Microsoft Japan: We can learn from Wii

Although Nintendo successfully attracted a broad demographic with its gaming console, there's no word yet that Microsoft will head in that direction.

CHIBA, Japan--Microsoft for years has been trying to bring more consumers into computer gaming, but Nintendo was the company that figured out how to do it, said Yasutoshi Magara, managing director of Microsoft Japan, in a briefing at Ceatec Japan 2007, the country's big technology trade show.

Yasutoshi Magara
Microsoft Japan Managing Director Yasutoshi Magara, center, at the Ceatec Japan 2007 trade show. Michael Kanellos/CNET

The Xbox 360, Magara said, was designed mostly with a relatively well-defined demographic in mind, namely 18- to 30-year-old males into networking games.

"They (the console developers at Microsoft) start there," he said.

By contrast, Nintendo, with the launch of its Wii motion-sensing console, aimed for the family and developed games that kids and parents might play together.

"It was a question of whether that would be accepted," he said. "It was very well accepted."

He declined to comment on whether Microsoft might move in the direction of doing similar sports games. By the way, Magara himself owns a Wii, he said.

Still, he said that there will be around 250 games for Xbox 360 for Japan by the end of the year. "They want a way to have their content reach the global market," Magara said. The synchronized global release of Halo 3 was a success, he added.

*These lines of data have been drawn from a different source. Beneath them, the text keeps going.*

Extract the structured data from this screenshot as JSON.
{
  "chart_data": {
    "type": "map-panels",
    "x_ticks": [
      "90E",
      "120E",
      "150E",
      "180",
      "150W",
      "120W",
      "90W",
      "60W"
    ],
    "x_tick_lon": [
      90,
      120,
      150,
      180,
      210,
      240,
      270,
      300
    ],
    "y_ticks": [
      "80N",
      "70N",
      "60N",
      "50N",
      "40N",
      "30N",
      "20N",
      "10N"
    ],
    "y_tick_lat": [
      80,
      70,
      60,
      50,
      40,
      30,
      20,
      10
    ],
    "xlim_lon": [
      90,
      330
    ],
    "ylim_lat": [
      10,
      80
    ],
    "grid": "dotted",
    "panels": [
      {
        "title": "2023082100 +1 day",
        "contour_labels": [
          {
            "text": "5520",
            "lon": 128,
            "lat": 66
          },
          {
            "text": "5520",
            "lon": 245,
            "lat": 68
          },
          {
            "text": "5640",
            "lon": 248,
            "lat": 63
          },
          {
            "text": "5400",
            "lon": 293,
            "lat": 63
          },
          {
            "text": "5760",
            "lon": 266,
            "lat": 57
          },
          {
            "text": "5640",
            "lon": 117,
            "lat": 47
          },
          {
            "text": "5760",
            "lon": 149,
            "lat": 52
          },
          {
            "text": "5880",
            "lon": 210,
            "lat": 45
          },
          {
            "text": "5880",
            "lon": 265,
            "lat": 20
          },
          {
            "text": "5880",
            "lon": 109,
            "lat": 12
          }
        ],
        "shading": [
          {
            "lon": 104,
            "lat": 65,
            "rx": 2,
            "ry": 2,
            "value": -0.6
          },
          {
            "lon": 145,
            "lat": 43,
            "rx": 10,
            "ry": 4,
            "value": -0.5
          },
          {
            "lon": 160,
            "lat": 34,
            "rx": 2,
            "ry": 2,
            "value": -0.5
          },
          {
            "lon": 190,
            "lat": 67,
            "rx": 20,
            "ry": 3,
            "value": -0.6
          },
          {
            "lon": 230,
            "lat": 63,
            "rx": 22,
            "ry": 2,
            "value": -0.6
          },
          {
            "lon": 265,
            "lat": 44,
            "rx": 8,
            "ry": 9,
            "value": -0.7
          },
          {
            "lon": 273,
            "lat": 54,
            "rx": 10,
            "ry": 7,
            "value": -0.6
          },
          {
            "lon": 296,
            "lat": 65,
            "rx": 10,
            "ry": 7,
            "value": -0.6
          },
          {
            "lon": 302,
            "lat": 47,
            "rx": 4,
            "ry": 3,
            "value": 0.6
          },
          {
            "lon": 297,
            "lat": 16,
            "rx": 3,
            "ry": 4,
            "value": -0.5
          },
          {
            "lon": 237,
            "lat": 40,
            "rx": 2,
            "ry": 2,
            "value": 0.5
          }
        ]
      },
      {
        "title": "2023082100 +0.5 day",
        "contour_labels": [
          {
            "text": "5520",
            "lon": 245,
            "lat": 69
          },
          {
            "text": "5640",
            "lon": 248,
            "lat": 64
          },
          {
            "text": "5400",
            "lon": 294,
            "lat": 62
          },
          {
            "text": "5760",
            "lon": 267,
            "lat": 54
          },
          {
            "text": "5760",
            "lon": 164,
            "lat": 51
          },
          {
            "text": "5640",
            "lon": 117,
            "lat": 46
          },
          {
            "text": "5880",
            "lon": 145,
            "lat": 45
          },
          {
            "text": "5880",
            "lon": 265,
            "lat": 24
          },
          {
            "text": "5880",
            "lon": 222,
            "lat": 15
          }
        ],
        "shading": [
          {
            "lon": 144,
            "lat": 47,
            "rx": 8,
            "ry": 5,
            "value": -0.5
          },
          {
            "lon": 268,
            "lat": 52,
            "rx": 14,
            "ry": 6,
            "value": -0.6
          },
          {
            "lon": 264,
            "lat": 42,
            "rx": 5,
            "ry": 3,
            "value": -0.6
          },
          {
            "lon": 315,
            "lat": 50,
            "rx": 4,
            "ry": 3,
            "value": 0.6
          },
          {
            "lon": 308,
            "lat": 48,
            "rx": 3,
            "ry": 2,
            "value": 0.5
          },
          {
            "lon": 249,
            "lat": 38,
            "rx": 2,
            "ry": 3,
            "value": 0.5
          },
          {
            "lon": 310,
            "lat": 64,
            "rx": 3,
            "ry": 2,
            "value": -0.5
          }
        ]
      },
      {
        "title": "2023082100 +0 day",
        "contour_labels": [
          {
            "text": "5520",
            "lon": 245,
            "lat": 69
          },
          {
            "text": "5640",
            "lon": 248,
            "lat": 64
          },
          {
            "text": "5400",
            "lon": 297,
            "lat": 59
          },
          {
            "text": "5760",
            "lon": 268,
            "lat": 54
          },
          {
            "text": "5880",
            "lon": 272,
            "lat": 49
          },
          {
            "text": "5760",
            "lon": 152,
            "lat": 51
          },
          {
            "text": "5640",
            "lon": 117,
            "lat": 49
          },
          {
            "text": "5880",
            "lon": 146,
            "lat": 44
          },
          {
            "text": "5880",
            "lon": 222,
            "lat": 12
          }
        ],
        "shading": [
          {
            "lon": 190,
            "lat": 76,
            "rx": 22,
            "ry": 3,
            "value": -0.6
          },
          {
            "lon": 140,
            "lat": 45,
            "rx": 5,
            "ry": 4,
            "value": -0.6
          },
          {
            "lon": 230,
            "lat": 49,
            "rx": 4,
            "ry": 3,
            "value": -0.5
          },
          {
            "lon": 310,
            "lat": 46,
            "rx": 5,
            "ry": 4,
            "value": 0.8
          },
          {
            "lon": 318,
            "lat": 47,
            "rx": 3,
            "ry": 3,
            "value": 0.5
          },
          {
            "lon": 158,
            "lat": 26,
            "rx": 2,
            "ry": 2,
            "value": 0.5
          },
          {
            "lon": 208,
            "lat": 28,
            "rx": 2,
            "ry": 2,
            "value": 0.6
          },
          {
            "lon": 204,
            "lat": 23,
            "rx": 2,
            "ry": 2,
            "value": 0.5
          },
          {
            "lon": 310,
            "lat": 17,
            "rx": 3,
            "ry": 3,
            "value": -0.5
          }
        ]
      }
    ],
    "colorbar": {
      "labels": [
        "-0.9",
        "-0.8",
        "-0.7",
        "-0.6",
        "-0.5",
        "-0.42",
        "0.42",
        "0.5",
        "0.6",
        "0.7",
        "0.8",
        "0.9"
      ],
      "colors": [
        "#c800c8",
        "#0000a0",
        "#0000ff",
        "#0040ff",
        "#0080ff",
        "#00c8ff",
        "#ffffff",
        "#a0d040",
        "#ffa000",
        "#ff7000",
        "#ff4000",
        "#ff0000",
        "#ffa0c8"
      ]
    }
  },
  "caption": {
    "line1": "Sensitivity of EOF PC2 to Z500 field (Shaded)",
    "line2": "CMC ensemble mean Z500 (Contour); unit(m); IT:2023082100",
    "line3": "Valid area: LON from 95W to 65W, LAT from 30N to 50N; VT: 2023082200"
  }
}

On other notes, Microsoft is trying to wheedle into the music market in Japan with a new PC application, formerly code-named Morowin, and a partnership with the Japanese online musch shop LabelGate, which has the rights to about 500,000 songs. The application basically lets you download and manage music on a Windows Media Center PC. The company has not yet released Zune, its oft-derided music player, in Japan.